On the Significance of the Terminal Location of Prion-Forming Regions of Yeast Proteins
Round 1
Reviewer 1 Report
Comments and Suggestions for AuthorsThe manuscript addresses the topic of prions, a scientific subject of great interest to the scientific community as it still contains many unanswered questions. I recommend accepting the manuscript pending revisions.
-The topic of prions is highly relevant to the scientific community. However, the authors included only one reference from 2023 and one from 2024 in the introduction. The authors should update the introduction by incorporating recent findings on the topic.
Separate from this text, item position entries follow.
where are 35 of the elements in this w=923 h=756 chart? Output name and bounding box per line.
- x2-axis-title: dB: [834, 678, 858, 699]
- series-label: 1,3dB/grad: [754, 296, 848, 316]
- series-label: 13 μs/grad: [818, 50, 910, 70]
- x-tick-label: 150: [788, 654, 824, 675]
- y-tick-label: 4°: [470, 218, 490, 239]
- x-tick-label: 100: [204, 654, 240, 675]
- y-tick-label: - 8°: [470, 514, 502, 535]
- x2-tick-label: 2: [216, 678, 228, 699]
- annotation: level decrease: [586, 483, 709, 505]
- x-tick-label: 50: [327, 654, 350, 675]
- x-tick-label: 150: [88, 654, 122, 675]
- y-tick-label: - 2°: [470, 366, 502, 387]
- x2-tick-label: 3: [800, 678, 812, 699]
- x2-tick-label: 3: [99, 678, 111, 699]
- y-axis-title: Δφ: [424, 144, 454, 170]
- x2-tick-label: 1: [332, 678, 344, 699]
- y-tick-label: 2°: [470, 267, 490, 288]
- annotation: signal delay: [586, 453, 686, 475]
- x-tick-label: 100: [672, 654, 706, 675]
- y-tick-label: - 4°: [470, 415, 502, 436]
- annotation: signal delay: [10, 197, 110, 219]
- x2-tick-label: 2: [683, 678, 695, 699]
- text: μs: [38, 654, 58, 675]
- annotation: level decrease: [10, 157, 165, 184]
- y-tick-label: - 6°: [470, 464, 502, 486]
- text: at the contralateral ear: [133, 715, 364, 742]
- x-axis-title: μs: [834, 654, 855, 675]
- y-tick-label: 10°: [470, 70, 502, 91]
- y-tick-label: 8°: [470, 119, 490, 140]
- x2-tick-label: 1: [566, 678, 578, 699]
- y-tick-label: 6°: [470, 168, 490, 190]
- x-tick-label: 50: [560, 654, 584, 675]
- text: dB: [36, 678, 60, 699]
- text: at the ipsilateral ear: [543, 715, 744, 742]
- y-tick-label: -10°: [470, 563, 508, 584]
-It would be interesting for the authors to include a figure illustrating the amyloid structure mentioned in the introduction, highlighting the regions undergoing changes. The introduction currently consists solely of text.
-The authors did not associate experimental errors with the measurements. This should be added to the manuscript.
-The panels in Figures 6 and 7 are of very poor quality. The authors should improve their quality to enhance visualization.
-For the experimentally obtained structures, the authors could compare their results with predictions. There is a web server called BetaSerpentine, which could serve as a comparison tool.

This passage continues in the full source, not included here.